Sei ‘macchie’ nella costa sarda: cinque punti del litorale sono fortemente inquinati ed uno inquinato. Comunque fuori dai limiti di legge. È il risultato del monitoraggio di Goletta verde del mare dell’isola tra il 22 giugno e il 6 luglio: 29 aree sottoposte al controllo di Legambiente anche in punti critici come le foci dei fiumi. Ma c’è comunque soddisfazione per il mare pulito, con un quadro della qualità delle acque tendenzialmente buono. “Le analisi – spiega Legambiente – eseguite nei laboratori certificati sardi fanno intendere che poco è stato fatto per risolvere le cause della presenza di batteri di origine fecale (enterococchi intestinali ed escherichia coli), marker di inquinamento dovuto a scarsa o assente deputazione”.

I casi da risolvere sono a Santa Maria Navarrese, due ad Alghero, due a Quartu e uno a Valledoria. “Situazione favorevole in termini generali – ha detto Annalisa Columbu, presidente Legambiente Sardegna – ma non dobbiamo accontentarci. Ci è capitato di registrare, durante i monitoraggi, la presenza di bambini in alcune zone critiche in alcuni corsi d’acqua che sfociano nel mare. Con le famiglie magari ignare dei problemi”.

Secondo il report due dei punti fortemente inquinanti sono nel Comune di Alghero, entrambi a San Giovanni. Sono gli esiti dei prelievi effettuati ai bastioni Cristoforo Colombo, vicino alla torre Sulis e nella foce del corso d’acqua vicino a via Garibaldi. Fortemente inquinati anche la foce del Rio Cuggiani a San Pietro a mare, nel comune di Valledoria, in provincia di Sassari, la foce del Rio Foxi e il tratto di mare nei pressi di via Maiorca in località S’Oru e Mari nel comune di Quartu.

Risulta inquinato anche il campione prelevato nella spiaggia centrale Santa Maria Navarrese nel comune di Baunei. “Ad Alghero – ha sottolineato Columbu- il problema è legato agli scarichi abusivi. Una situazione poco comprensibile: da anni si cerca la sorgente ma non si è riusciti a risolvere il problema. Due punti critici a Quartu: c’è il progetto di un impianto di depurazione che deve essere realizzato quanto prima”.

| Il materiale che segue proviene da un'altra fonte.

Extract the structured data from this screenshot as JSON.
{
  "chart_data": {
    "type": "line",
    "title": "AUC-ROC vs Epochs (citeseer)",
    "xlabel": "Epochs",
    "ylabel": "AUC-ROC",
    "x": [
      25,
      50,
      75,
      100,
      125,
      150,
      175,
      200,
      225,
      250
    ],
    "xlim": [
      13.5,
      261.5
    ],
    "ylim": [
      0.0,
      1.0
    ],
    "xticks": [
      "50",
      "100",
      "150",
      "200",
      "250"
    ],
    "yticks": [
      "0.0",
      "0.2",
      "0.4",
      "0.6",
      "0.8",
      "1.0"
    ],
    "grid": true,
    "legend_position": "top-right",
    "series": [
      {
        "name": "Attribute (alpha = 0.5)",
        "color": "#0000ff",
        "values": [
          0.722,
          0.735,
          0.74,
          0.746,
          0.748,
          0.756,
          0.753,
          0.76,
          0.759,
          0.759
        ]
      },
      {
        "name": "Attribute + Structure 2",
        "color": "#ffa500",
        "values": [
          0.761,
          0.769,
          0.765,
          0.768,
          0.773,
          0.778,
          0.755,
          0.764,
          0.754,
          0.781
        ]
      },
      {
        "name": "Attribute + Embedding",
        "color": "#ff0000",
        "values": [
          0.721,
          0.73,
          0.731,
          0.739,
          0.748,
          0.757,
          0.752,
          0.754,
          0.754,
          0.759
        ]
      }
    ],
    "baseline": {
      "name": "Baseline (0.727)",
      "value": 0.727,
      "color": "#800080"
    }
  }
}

Un problema nazionale, ha sottolineato la vicedirettrice generale di Legambiente Serena Carpentieri: “Un abitante su quattro in Italia non è assistito da un impianto di depurazione efficiente”. Dei cinque punti risultati fortemente inquinati tre sono a ridosso di foci: due casi non risultano- spiegano gli ecologisti- campionati dalle autorità, mentre in un caso, la foce del Rio Cuggiani, risulta balneabile con qualità delle acque eccellenti secondo le informazioni riportate sul portale acque del ministero della salute. Anche per i punti a mare risultati fortemente inquinati, in un caso il punto non risulta- dice il report- campionato dalle autorità, i bastioni Cristoforo Colombo, mentre nell’altro, il punto presso via Maiorca a Quartu, risulta risulta balneabile. In tre dei cinque punti fortemente inquinati era presente il cartello di divieto di balneazione, ai Bastioni Cristoforo colombo, nella foce del corso d’acqua vicino a via Garibaldi ad Alghero e nella foce del Rio Foxi a Quartu. Mentre negli altri punti oltre i limiti di legge nessun cartello è stato avvistato dei volontari della Goletta verde.